Sharp Objects | Trauma, culpa e escuridão na nova minissérie da HBO [Sem Spoilers!]

E quando seu trabalho te obriga a encarar escuridão que habita em você? Essa é a trajetória de Camille Preaker, personagem de Amy Adams em Sharp Objects. Escalada para cobrir um assassinato em sua cidade natal, a jornalista é levada a confrontar seus próprios demônios e os traumas de seu passado.

A série, traduzida pela HBO como “Objetos Cortantes”, é uma adaptação do livro homônimo de Gillian Flynn, também autora de Garota Exemplar (Gone Girl).
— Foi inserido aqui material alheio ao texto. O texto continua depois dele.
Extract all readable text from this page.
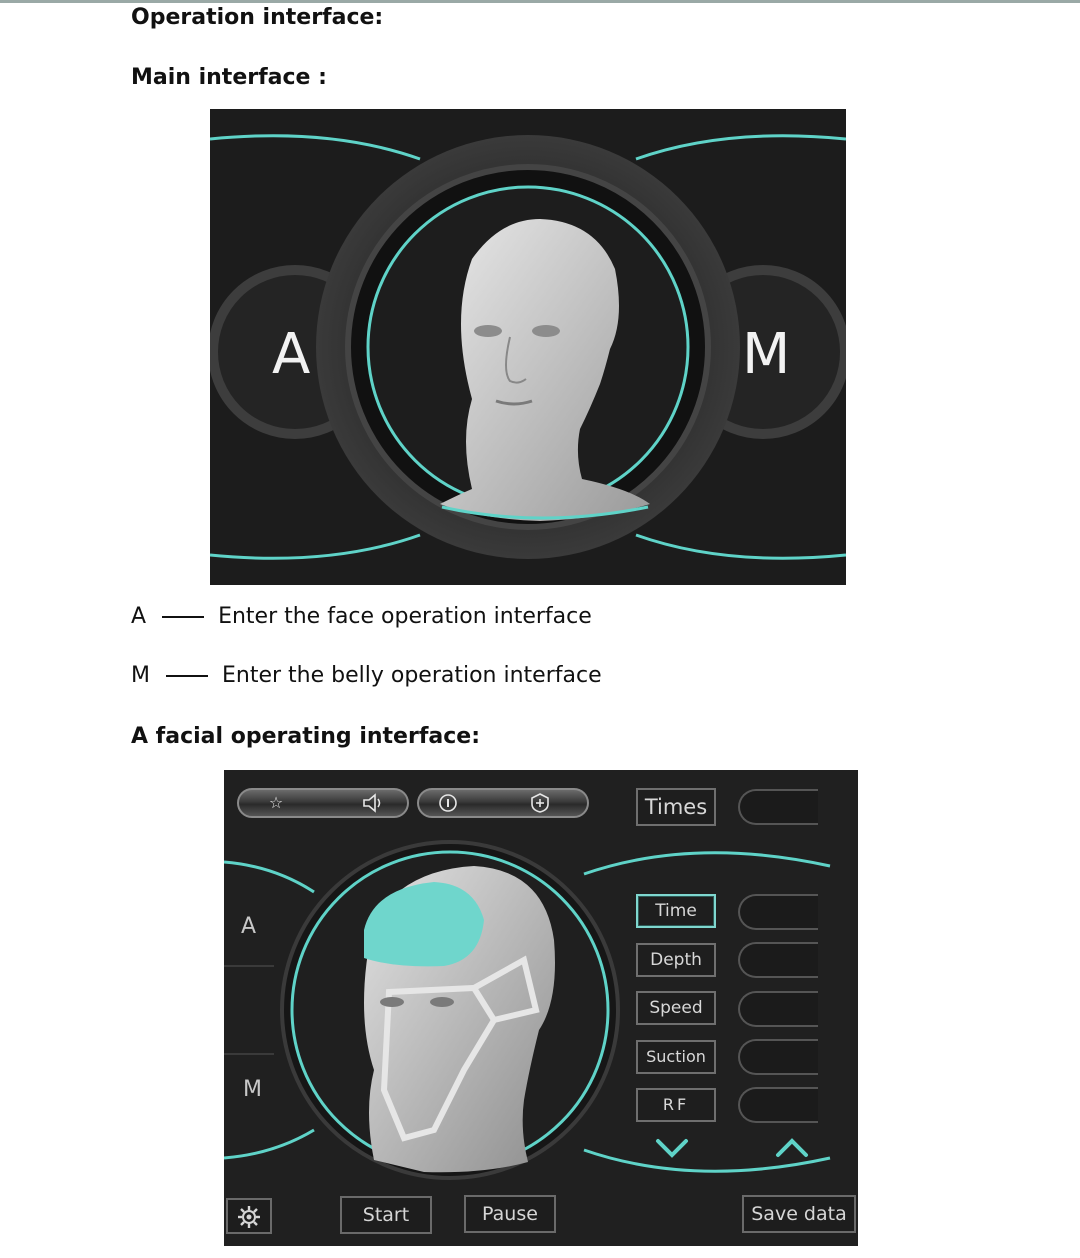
Operation interface:
Main interface :
A	M
A	Enter the face operation interface
M	Enter the belly operation interface
A facial operating interface:
☆	Times
A
M
Time
Depth
Speed
Suction
RF
Start	Pause	Save data
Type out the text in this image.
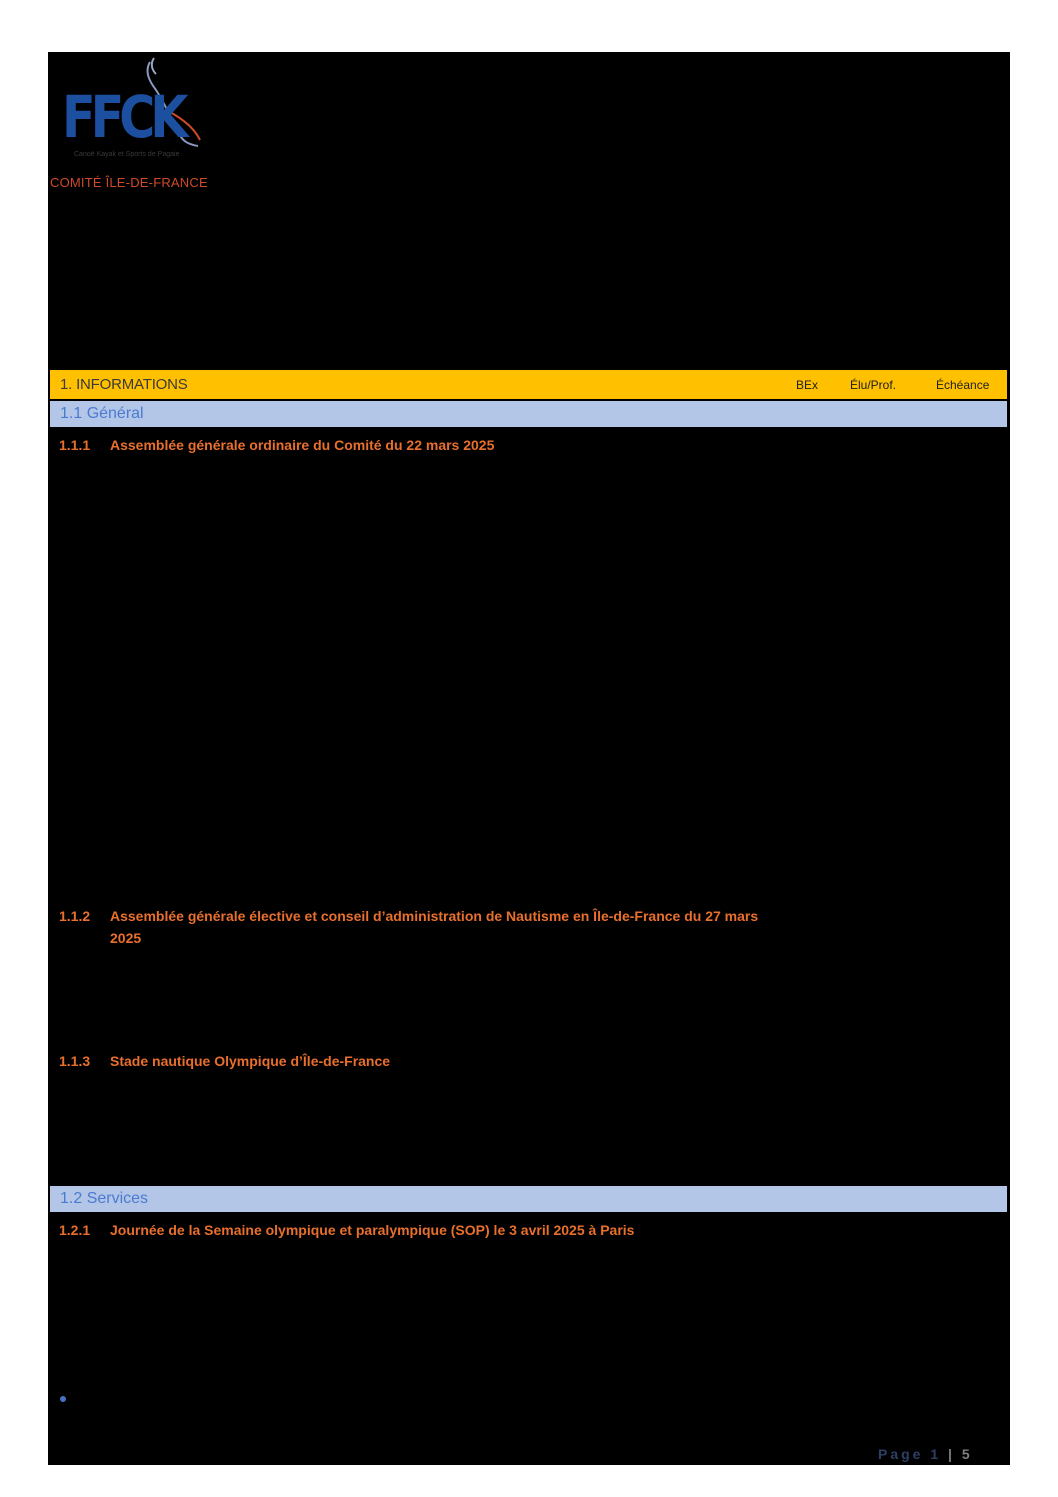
FFCK
Canoë Kayak et Sports de Pagaie
COMITÉ ÎLE-DE-FRANCE
1. INFORMATIONS	BEx	Élu/Prof.	Échéance
1.1 Général
1.1.1	Assemblée générale ordinaire du Comité du 22 mars 2025
1.1.2	Assemblée générale élective et conseil d’administration de Nautisme en Île-de-France du 27 mars 2025
1.1.3	Stade nautique Olympique d’Île-de-France
1.2 Services
1.2.1	Journée de la Semaine olympique et paralympique (SOP) le 3 avril 2025 à Paris
Page 1 | 5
A princípio, a ideia seria rodar a adaptação como um filme, mas Marti Noxon, roteirista de Mad Men que comandou a adaptação, conseguiu transformar o projeto em uma minissérie de 8 episódios. Segundo Noxon, a personagem precisava de mais espaço para ter sua evolução contada.

E se você ainda não está convencido de que vale a pena assistir, saiba que Sharp Objects é dirigida por Jean-Marc Vallée, responsável pela incrível Big Little Lies e o premiado filme Clube de Compras Dallas. A HBO realmente vem mostrando que não trabalha apenas com séries de primeira linha no gênero fantasia, como Game of Thrones e Westworld, mas também traz verdadeiras obras de arte atuais, como nos acertos recentemente em True Detective e mesmo Big Little Lies.

Chegamos portanto a Wind Gap, Missouri, onde se passa a trama de Sharp Objects. Ainda que de fato exista uma cidade chamada Wind Gap na Pensilvânia, a localidade criada por Gillian Flynn é totalmente fictícia. Mas não por isso, inverossímil. A cidade natal de Camille Preaker (Amy Adams) é a típica cidadezinha americana do interior onde todos se conhecem e as pessoas ficam marcadas pelos estigmas de sua infância.

 

sharp objects - wind gap

 

A polícia de Wind Gap, ainda que bem-intencionada, é incapaz de lidar com a recente onda de assassinatos de adolescentes que já abateu duas garotas e instaurou medo e desconfiança entre seus habitantes. O xerife Bill Vickery (Matt Craven) e o detetive de Kansas City, Richard Willis (Chris Messina), são os responsáveis pelas investigações.

Enquanto as buscas avançam, Camille Preaker é designada por Frank Curry (Miguel Sandoval), editor-chefe do jornal St. Louis Chronicle, para cobrir a história, aproveitando-se de sua conexão especial com sua cidade natal e seu conhecimento das figuras pitorescas da cidade.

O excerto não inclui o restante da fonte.